Grand Dieu! s'écria mon oncle Tobie, prends pitié de nous: et Trim entra.

CHAPITRE LXVII.
Générosité de mon oncle.

Trim, dit mon oncle Tobie, n'est-ce pas du régiment de Makai, qu'étoit ce grenadier qu'on fit si impitoyablement passer par les verges à Bruges?

Hélas! oui, et il étoit innocent le pauvre garçon. On ne l'en battit pas moins presqu'à mort. Ils auroient mieux fait de le fusiller sur-le-champ, comme il le demandoit: son ame n'auroit fait qu'un vol jusqu'au haut du ciel, car il n'étoit pas coupable.

Je le crois, dit mon oncle.

Ah! monsieur, je n'y pense jamais que je n'aie la foiblesse de pleurer.

Les larmes, Trim, ne sont pas toujours une preuve de foiblesse. Je l'éprouve moi-même.

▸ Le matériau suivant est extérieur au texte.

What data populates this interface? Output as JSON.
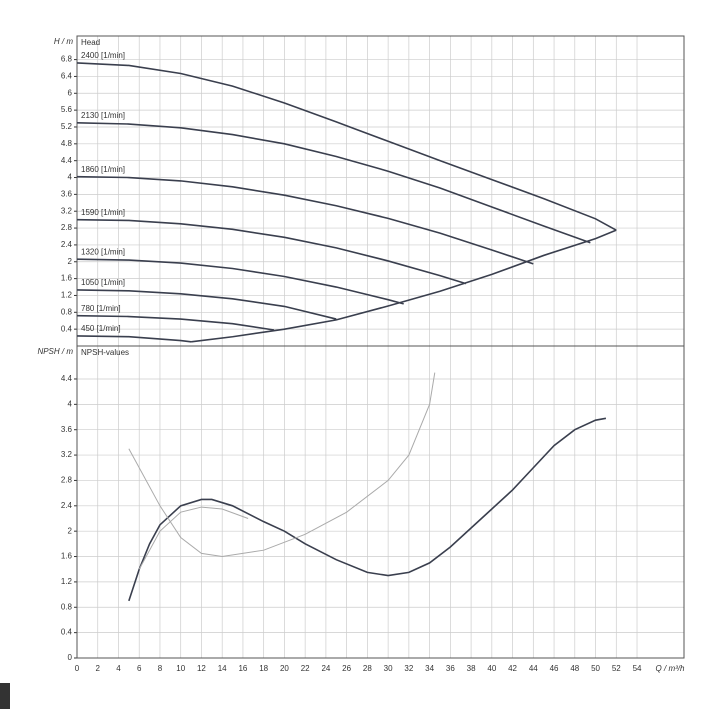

Je sais bien, dit Trim, que monsieur pleure souvent; et c'est aussi ce qui m'empêche d'avoir honte de moi-même. Eh! monsieur, quand je pense à ces deux pauvres garçons! c'étoient de si bons enfans! ils étoient si sages, si honnêtes, si braves, si généreux! ils avoient si bonne envie de se pousser loyalement dans le monde! et que n'ont-ils pas souffert pour rien? Le pauvre Tom! être mis à la question pour avoir épousé la veuve d'un juif qui vendoit des saucisses et du boudin! Et ce pauvre Dick John passer par les baguettes, parce qu'un fripon, pour se sauver, avoit mis quelques ducats dans son havresac? Oh! ce sont-là des choses, s'écria Trim, qui me font saigner le cœur.

Mon père ne put s'empêcher de rougir.